[FRIAM] Nick's Categories

Santafe desmith at santafe.edu
Tue Feb 21 08:49:30 EST 2023


want to acknowledge Glen’s formulation here, too, which is helpful and seems both reasonable to the point, and specific enough to explain why Mind and not just-any essentialism.

It’s interesting: I know just what people mean when they talk this way about computing’s universality (so, like Seth Lloyd here 
https://www.amazon.com/Programming-Universe-Quantum-Computer-Scientist/dp/1400033861
).  I would of course use the same language informally, but I would never use the same short-hand if I were trying to be careful about the ontological or epistemologial commitments entailed in things I was saying.

To me (as I think to Glen), matter does what it does, and each whole thing is a completely good model only of itself (obviating the point of having a model).  Relative to that, I would say if trying to speak carefully, that computing as an equivalence class of real, material phenomena, occupies some different category.  The equivalence class is “the thing”.  It is not meant to be a full identification with all of any of the phenomena, but rather a collection of signs, conventions for manipulating them, and programs for mapping them to patterns in particular phenomena, that can be integrated without contradictions.  It is just their finiteness (or smallness of infinity) that makes a test for consistency possible, and that makes them _intentionally_ incomplete as models for any more-infinite actual phenomenon.

There seem to be many things that have sort of an analogous status in this world of abstractions, as things brought into existence only when the world of abstracitons is brought into existence.  “Number” seems of a similar kind to “having algorithmic structure”.  It doesn’t seem to me like a closed question how we should refer to “their type”, but in a middle-out sort of way, it seems quite reasonable to grant them a different place in experience and cognition than many other categories.  And of course, there is a long tedious harangue we can pursue describing them (what “number” “is”, and so forth).  So it is much more than nothing, to put behind referring to them that way.

Eric



> On Feb 20, 2023, at 10:31 AM, glen <gepropella at gmail.com> wrote:
> 
> While I appreciate DaveW's historical ensconcing, I think there's a different answer to EricS' question.
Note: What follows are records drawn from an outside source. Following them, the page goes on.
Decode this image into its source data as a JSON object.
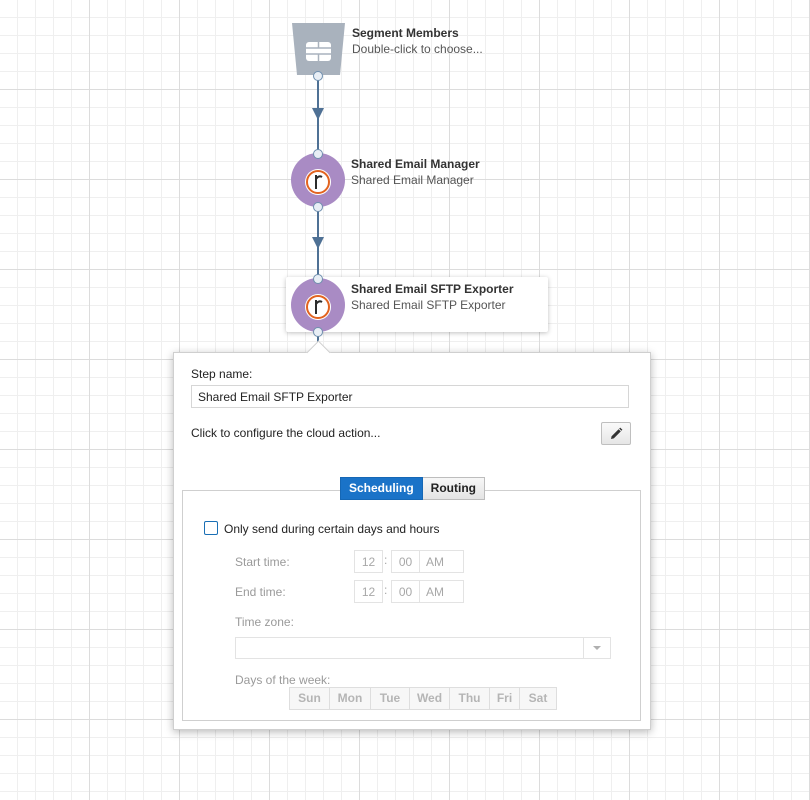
{
  "nodes": [
    {
      "title": "Segment Members",
      "subtitle": "Double-click to choose...",
      "icon": "database-icon"
    },
    {
      "title": "Shared Email Manager",
      "subtitle": "Shared Email Manager",
      "icon": "responsys-logo-icon"
    },
    {
      "title": "Shared Email SFTP Exporter",
      "subtitle": "Shared Email SFTP Exporter",
      "icon": "responsys-logo-icon"
    }
  ],
  "colors": {
    "segment_icon": "#a9b2bd",
    "action_node": "#a98bc4",
    "connector": "#4f7195",
    "active_tab": "#1a73c8"
  },
  "popover": {
    "step_name_label": "Step name:",
    "step_name_value": "Shared Email SFTP Exporter",
    "configure_text": "Click to configure the cloud action...",
    "tabs": [
      {
        "label": "Scheduling",
        "active": true
      },
      {
        "label": "Routing",
        "active": false
      }
    ],
    "scheduling": {
      "checkbox_label": "Only send during certain days and hours",
      "checked": false,
      "start_time_label": "Start time:",
      "start_hour": "12",
      "start_minute": "00",
      "start_ampm": "AM",
      "end_time_label": "End time:",
      "end_hour": "12",
      "end_minute": "00",
      "end_ampm": "AM",
      "time_sep": ":",
      "time_zone_label": "Time zone:",
      "time_zone_value": "",
      "days_label": "Days of the week:",
      "days": [
        "Sun",
        "Mon",
        "Tue",
        "Wed",
        "Thu",
        "Fri",
        "Sat"
      ]
    }
  }
}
When/if I feel generous to people who talk about the mind and thinking, I liken it to computation, in the trans-computer sense of portability ... the idea that you can run the same computation on different machines. The essentialist tendency, in that seemingly small domain, is well-exhibited by Turing's universal machines and, I think also, the conception that reality is information (another monism, I guess). I even see this in DaveW's attempt to reframe N=1 experimentation (scientific introspection), as an attempt to discover just how *expressive* that computation (someone's mind) can be. It's essentialism because it is a feature of all possible worlds. Even if our universe had no humans or animals, computation is still present. It's the only essence because it's the only feature present in all possible worlds.
> 
> My hitch, which prevents me from authentically playing that game, is that semantics requires full grounding. There is no such thing as pure portability. The same computation *cannot* occur on different machines. At best, you can shoe horn equivalence classes, like "for all intents and purposes, the DaveW computation is similar enough to the EricS computation", whereas "the Scooter computation (my cat's thinking) is similar to the Dorian computation (my other cat's thinking)".
> 
> Of course, this all hinges on some particular, maybe perverse, understanding of "computation". But it's a much more wranglable word than "mind".
> 
> On 2/20/23 04:10, Santafe wrote:
>> So there are things in DaveW’s very helpful post below about which I am genuinely curious.  My tendency is to analyze them, though I have a certain habitual fear that asking a question in an analytic mode will come across as somehow disrespectful, and that is not my intent.
>> The description below sounds to me very much like “essentialism”.  If we have long human experience that water is wet, and if after many hundreds of millenia being human (and longer bring primates etc.) we take on some good reasons to describe water as being made of H2O molecules, the essentialist habit is to suppose (to take as a philosophical premise?) that there must be some attribute of wetness about each molecule, which is then amplified when many such molecules make the bulk that even ordinary people experience as water.  (One could go on a branch and argue that special people also experience each individual molecule as itself and can attest to its wetness, and one could try to push the analogy that far, but I want to focus above on the essentialist premise as a kind of “mind-set background”.)
>> One could be essentialist about really anything.  The wetness of water, the hardness of rock, the warmness of air, the loyalty of friends, or pretty much anything that has syntax making such a construction possible.
>> In the Mind community, is the central orientation a commitment to essentialism as a posture, or is essentialism only to be applied to whatever specifically comes under the scope of “mind”?
>> If only mind is to be framed in this kind of essentialist ontology, why does it become the only attribute thus deserving to be framed as an essence?  Of course, for me to ask that already expresses the point of view that the Mind community are arguing against: that people are a tiny and late corner in a large universe, and that all this conversation about Mind didn’t come into existence until they were there to generate it, which seems almost as tiny and niche as any particular one of Shakespeare’s plays.  But to put the question that way is the only way I know to use language.